В эти часы, когда в окнах напротив блестело солнце, а с лестницы переставали или почти переставали доноситься шаги, на улице иногда появлялись детсадовские малыши, росточком с овцу, все в одинаковых светоотражающих жилетах, часто серьезные, словно зачарованные необычностью предстоящего приключения, в то время как серьезный вид пасущих их воспитательниц скорее выражал скуку. В это же время звуки происходящих поблизости работ занимали достаточное место в пространстве, чтобы их отмечало сознание: когда, например, садово-парковая служба убирала пылесосом опавшие листья с газона или подрезала деревья, или дорожная служба отскребала от грязи асфальт в каком-нибудь тупичке, или владелец недвижимости производил капитальный ремонт дома, перед тем как сдать его внаем. Потом внезапно по улице прокатывалась волна офисных работников, до отказа наполняя кафе и рестораны: наступал обеденный перерыв. Когда волна так же внезапно откатывала, она оставляла после себя пустоту, напоминающую пред-полуденную, но имеющую свой отчетливый оттенок, потому что рисунок ее хоть и повторялся, но уже в обратном порядке: одиночные школьники, проходившие сейчас мимо моего окна, возвращались по домам, раскованные и оживленные, тогда как утром, по дороге в школу, в них чувствовалась сонная скованность и та врожденная настороженность, которую испытывает человек в ожидании того, чему еще только предстоит наступить. Сейчас солнечные лучи озаряли стену в оконном проеме, из подъезда доносился топот спускающихся по лестнице шагов, а на автобусной остановке перед главным подъездом больницы с каждым разом, как я выглядывал в окно, очередь ожидающих все удлинялась. На улице становилось больше легковых машин, на тротуарах, ведущих к высоткам, увеличивалось число пешеходов. Пик приходился на пять часов, потом все затихало, пока часам к десяти не начиналась ночная жизнь и на улице не появлялись компании – громкоголосые мужчины, смеющиеся женщины, – и это еще раз повторялось часа в два или три. В шесть утра возобновлялось движение автобусов, поток машин делался плотнее, из всех подъездов на улицу выходили люди; начинался новый день.

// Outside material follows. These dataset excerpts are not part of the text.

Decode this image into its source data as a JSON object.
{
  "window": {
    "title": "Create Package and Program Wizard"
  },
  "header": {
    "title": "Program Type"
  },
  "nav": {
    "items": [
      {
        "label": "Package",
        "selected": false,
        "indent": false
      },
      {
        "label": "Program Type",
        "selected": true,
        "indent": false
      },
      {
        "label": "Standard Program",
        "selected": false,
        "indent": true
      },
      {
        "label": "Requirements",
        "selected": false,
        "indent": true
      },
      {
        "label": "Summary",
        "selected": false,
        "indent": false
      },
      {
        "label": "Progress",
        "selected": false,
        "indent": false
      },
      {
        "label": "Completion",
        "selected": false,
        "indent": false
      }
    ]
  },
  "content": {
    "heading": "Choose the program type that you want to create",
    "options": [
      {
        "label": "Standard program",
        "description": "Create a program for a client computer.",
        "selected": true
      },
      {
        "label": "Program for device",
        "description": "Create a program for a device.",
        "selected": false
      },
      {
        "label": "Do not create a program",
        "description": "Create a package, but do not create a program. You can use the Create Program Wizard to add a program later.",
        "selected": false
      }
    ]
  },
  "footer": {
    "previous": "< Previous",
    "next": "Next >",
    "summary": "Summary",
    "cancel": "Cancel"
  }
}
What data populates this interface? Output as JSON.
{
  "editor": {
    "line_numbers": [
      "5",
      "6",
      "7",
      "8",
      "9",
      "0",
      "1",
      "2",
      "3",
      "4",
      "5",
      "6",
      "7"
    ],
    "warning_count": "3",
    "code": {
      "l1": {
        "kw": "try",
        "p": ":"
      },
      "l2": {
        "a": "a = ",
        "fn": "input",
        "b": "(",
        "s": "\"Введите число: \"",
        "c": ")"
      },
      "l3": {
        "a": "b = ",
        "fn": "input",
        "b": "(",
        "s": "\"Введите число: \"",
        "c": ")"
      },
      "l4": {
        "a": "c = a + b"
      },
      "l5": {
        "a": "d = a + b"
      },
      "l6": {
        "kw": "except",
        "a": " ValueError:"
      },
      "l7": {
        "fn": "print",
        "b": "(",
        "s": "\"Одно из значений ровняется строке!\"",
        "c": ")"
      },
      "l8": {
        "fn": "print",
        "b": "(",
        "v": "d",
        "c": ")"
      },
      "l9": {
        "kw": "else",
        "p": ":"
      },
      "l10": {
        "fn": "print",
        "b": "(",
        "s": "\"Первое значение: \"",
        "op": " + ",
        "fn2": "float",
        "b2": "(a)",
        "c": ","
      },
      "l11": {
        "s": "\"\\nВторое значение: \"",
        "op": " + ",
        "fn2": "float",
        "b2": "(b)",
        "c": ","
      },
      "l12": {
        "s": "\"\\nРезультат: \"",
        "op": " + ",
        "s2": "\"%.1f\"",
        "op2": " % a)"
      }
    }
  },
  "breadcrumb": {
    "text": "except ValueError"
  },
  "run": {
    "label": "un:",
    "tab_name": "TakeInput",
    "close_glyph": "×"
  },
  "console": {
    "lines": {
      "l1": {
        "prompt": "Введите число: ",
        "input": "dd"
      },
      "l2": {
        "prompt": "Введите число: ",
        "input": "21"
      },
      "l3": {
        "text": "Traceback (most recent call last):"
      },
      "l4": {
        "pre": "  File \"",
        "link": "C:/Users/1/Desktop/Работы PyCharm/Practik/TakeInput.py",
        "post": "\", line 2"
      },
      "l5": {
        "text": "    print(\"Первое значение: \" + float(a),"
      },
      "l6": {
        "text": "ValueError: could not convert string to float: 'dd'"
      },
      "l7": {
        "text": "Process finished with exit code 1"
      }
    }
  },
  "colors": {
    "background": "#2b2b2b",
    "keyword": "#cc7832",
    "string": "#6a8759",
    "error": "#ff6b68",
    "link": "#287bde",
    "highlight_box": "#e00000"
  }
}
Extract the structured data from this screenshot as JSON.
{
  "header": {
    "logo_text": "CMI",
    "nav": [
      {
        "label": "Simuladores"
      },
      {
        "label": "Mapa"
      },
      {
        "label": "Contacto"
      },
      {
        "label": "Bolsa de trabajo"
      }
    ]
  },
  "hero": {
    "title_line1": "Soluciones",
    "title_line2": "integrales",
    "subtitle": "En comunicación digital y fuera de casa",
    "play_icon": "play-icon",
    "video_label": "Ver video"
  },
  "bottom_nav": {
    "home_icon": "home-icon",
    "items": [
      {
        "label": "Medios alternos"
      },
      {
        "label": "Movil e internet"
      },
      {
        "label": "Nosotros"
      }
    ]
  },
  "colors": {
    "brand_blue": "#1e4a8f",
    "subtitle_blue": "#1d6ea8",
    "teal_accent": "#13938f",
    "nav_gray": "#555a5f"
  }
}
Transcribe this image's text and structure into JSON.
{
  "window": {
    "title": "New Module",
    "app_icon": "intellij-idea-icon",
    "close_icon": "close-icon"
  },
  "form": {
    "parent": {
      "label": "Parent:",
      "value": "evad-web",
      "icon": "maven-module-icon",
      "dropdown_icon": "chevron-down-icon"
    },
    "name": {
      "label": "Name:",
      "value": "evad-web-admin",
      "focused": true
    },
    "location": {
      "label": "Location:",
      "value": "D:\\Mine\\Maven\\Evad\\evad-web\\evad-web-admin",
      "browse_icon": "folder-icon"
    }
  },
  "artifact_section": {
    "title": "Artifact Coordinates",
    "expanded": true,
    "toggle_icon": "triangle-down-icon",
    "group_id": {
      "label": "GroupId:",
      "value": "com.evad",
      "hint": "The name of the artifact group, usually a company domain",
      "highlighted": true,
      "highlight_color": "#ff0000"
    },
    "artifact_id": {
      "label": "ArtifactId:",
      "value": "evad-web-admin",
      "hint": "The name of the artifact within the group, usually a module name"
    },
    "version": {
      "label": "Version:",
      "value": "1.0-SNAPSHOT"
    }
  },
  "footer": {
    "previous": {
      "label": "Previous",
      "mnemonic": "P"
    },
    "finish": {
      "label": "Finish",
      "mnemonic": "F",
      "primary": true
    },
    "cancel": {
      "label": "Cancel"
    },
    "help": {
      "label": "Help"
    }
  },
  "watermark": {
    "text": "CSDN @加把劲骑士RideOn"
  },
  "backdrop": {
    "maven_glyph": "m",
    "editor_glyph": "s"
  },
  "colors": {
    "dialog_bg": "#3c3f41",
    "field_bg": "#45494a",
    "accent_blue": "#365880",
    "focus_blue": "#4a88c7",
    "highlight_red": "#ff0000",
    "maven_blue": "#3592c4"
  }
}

Жизнь здесь регулировалась такими строгими правилами и подчинялась такому четкому распорядку, что в равной мере могла трактоваться в категориях как биологии, так и геометрии. Трудно было даже вообразить себе, что она сродни кипучему, дикому и хаотическому началу, которое царит в жизни других видов, например, громадных скоплений головастиков, или рыбной молоди, или личинок насекомых, где жизнь словно бьет ключом из неиссякаемого источника. А между тем это так. Хаос и непредсказуемость в одно и то же время представляют собой необходимое условие жизни и угрозу для ее существования, одно немыслимо без другого, и, хотя почти все наши усилия направлены на преодоление хаоса, достаточно на миг опустить руки, чтобы оказаться в эпицентре его излучения, а не на окраине, как сейчас. Хаотическое начало – своего рода гравитация, и, возможно, сам ритм, сквозящий в истории цивилизаций, от их возникновения и до гибели, обусловлен именно этой силой. Примечательно, что в одном отношении обе крайности сходятся, ибо как для беспредельного хаоса, так и для строго регламентированного порядка жизнь есть все, а живая особь – ничто. Подобно тому как сердцу нет дела до того, чью жизнь оно поддерживает, городу нет дела до тех, кто выполняет в нем ту или иную функцию. Когда все, кто сейчас ходит по этим улицам, умрут, этак через полторы сотни лет, отзвук их дел и поступков по-прежнему останется вплетен в устройство города. Новыми будут только люди, которые его наполнят собой, но и то не слишком, ведь все они будут похожи на нас.
Я бросил окурок на землю и допил последний глоток кофе, уже совсем холодного.
Я смотрел на жизнь, а видел смерть.
Я поднялся со скамейки, вытер руки о штаны и пошел в сторону перекрестка. За проносящимися машинами взвивались снежные хвосты. С холма, скрежеща цепями и то и дело тормозя, съезжал огромный трейлер, он оказался у перехода ровно в тот момент, когда загорелся красный свет. Я всегда ощущал некоторую неловкость, когда из-за меня останавливался транспорт: возникало чувство дисбаланса, как будто я перед ними провинился. Чем больше машина, тем больше вина. Поэтому, проходя перед его капотом, я попытался вступить с шофером в визуальный контакт, чтобы кивнуть и тем восстановить нарушенный баланс. Но взгляд его был направлен туда же, куда тянулась его рука, чтобы снять что-то сверху, возможно карту, так как трейлер был польский, и меня он не видел, но теперь это уже не имело значения – очевидно, я не слишком досадил ему, заставив притормозить.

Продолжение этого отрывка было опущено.